Klungkung (Metrobali.com)-

Bupati Klungkung I Nyoman Suwirta mengikuti prosesi Mepepade Wewalungan serangkaian Karya Aci Pengenteg Jagat di Catur Loka Pala Pura Gelap, Besakih, Kecamatan Rendang, Karangasem, Kamis (11/8). Turut mendampingi Asisten Bidang Pemerintahan dan Kesejahteraan Rakyat Ida Bagus Ketut Mas Ananda dan Organisasi Perangkat Daerah lainnya.

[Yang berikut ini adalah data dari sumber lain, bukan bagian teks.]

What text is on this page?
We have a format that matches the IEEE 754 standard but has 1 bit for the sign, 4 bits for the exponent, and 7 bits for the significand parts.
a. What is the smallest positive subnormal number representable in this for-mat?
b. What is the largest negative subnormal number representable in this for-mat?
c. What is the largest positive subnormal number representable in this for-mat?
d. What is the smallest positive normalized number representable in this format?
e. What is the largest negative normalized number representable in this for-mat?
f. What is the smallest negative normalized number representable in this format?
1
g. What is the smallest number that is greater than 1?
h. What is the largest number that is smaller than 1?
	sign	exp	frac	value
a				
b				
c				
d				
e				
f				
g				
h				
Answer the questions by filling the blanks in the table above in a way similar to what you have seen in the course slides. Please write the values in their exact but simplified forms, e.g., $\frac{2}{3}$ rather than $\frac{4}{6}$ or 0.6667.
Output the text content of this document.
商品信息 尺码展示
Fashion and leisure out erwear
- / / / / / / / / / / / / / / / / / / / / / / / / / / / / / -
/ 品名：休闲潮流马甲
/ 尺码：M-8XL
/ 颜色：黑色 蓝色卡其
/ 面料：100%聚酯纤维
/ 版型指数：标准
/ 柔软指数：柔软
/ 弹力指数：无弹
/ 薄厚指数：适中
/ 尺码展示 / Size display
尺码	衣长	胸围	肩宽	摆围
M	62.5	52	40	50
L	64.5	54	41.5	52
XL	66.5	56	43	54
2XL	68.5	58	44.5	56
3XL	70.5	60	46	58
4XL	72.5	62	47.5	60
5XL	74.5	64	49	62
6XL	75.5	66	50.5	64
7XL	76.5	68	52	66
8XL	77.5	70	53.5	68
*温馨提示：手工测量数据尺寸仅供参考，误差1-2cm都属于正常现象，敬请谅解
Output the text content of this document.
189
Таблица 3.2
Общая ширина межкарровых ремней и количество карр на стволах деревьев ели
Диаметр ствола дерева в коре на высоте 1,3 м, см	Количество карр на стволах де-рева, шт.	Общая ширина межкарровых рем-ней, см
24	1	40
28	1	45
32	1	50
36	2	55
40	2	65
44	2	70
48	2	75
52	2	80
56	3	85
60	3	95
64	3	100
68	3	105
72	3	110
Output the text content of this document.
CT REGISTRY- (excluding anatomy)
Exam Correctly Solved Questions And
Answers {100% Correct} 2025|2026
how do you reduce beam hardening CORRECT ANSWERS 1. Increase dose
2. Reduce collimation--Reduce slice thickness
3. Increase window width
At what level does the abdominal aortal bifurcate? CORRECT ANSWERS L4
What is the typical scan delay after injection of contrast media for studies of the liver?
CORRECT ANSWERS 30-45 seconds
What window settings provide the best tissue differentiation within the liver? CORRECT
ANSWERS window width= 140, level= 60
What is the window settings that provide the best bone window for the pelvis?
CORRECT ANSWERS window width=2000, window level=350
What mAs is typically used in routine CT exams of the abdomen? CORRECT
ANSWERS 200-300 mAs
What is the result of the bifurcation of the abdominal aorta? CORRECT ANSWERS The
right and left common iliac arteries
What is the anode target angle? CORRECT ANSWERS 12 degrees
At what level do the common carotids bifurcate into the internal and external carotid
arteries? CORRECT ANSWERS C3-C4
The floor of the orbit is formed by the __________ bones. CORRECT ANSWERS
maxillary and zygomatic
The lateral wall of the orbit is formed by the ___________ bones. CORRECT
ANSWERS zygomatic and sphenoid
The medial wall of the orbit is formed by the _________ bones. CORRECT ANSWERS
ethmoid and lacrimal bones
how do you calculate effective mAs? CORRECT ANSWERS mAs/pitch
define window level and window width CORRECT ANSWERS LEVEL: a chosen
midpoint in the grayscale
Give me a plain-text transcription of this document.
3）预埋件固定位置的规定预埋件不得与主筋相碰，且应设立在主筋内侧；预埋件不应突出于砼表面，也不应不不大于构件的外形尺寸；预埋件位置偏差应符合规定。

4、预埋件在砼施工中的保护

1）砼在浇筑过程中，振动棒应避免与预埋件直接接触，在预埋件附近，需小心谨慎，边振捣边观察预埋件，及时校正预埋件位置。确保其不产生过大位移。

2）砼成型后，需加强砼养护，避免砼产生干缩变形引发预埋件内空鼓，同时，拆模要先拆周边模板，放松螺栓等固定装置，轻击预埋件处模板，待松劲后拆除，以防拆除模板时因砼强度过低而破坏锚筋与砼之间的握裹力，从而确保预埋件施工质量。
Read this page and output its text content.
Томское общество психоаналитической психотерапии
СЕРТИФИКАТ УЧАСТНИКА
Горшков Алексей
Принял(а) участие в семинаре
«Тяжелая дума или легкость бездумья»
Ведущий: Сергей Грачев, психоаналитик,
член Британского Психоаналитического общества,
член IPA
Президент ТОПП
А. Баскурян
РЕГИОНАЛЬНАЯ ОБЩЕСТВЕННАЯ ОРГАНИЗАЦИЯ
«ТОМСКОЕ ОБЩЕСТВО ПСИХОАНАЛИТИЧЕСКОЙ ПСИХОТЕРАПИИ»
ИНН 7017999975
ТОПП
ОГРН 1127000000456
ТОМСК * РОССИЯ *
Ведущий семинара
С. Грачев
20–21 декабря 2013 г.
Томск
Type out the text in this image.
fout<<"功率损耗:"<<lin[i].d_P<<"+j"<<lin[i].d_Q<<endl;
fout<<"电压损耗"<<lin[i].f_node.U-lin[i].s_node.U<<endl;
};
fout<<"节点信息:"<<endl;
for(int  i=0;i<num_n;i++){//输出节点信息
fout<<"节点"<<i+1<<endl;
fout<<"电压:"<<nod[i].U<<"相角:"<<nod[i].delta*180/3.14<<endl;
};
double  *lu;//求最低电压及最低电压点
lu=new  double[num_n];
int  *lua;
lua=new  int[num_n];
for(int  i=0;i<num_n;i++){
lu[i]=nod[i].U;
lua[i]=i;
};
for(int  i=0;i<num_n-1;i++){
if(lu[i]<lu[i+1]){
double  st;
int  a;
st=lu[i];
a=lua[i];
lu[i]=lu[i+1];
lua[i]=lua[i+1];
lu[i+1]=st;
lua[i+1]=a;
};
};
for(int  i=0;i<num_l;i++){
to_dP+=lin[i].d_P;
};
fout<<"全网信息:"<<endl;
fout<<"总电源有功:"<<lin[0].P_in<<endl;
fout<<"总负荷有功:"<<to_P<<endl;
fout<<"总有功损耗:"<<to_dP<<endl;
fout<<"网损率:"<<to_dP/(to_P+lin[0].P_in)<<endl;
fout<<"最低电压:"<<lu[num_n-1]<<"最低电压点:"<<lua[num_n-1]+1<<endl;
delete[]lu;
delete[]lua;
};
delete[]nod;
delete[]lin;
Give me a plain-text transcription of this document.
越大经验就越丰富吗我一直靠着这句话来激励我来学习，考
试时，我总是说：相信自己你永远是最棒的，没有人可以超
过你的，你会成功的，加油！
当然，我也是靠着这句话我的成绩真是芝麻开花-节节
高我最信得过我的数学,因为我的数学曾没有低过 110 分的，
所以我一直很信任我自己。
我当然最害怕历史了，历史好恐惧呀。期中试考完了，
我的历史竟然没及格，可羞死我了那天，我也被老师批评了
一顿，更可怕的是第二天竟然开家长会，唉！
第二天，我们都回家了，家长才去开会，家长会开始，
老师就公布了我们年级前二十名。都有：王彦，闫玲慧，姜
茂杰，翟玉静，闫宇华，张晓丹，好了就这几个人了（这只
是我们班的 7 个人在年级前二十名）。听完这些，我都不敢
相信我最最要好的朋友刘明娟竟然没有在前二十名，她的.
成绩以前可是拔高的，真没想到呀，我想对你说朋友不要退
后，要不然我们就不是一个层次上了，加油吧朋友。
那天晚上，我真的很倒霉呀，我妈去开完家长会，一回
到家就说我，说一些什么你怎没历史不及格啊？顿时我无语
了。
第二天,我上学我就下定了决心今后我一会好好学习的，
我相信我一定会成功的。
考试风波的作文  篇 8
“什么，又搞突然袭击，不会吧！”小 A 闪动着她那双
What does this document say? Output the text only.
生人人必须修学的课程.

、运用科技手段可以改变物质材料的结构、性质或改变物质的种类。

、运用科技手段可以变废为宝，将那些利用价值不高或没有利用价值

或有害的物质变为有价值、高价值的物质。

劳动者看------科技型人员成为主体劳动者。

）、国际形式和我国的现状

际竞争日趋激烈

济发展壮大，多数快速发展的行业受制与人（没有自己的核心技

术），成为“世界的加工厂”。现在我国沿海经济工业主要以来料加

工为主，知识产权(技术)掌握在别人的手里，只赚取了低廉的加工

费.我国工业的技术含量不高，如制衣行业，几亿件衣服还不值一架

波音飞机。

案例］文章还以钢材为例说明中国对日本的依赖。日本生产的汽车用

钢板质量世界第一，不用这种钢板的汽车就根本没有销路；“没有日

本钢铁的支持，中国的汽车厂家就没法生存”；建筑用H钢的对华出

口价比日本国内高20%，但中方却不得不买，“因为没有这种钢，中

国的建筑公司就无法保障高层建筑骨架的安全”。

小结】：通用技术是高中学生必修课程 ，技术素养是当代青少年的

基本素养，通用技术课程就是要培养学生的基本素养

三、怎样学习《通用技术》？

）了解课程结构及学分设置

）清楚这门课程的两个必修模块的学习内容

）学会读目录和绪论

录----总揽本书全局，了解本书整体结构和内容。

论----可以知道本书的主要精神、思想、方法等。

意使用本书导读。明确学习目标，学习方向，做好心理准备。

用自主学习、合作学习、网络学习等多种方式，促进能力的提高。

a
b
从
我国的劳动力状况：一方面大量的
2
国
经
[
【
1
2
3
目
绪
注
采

Bupati Suwirta Berharap upacara Aci Penegteg Jagat sebagai wujud bakti umat kehadapan Ida Sang Hyang Widhi Wasa sebagai penguasa alam semesta ditujukan untuk menjaga keseimbangan alam. Diharapkan, melalui pelaksanaan upacara ini mampu menjaga keseimbangan dan penedegdeg jagat. “Melalui upacara ini kita memohon keselamatan dan keseimbangan alam beserta isinya,” harap Bupati Suwirta

Pawartaka Karya, Dewa Ketut Soma menyampaikan, Adapun tujuan dari ucapara Mepepade ini yakni untuk menyucikan semua wewalungan atau binatang korban yang akan digunakan dalam Aci Pengenteg Jagat. “Wewalungan itu meliputi Kerbau, Kambing, Babi, Angsa, Ayam, Penyu dan berbagai jenis sarana pelengkap lainnya. Seluruh wewalungan tersebut disucikan, didoakan dan dituntun murwa daksina, berputar tiga kali putaran searah jarum jam mengelilingi area Pura Gelap,” jelas Dewa Soma.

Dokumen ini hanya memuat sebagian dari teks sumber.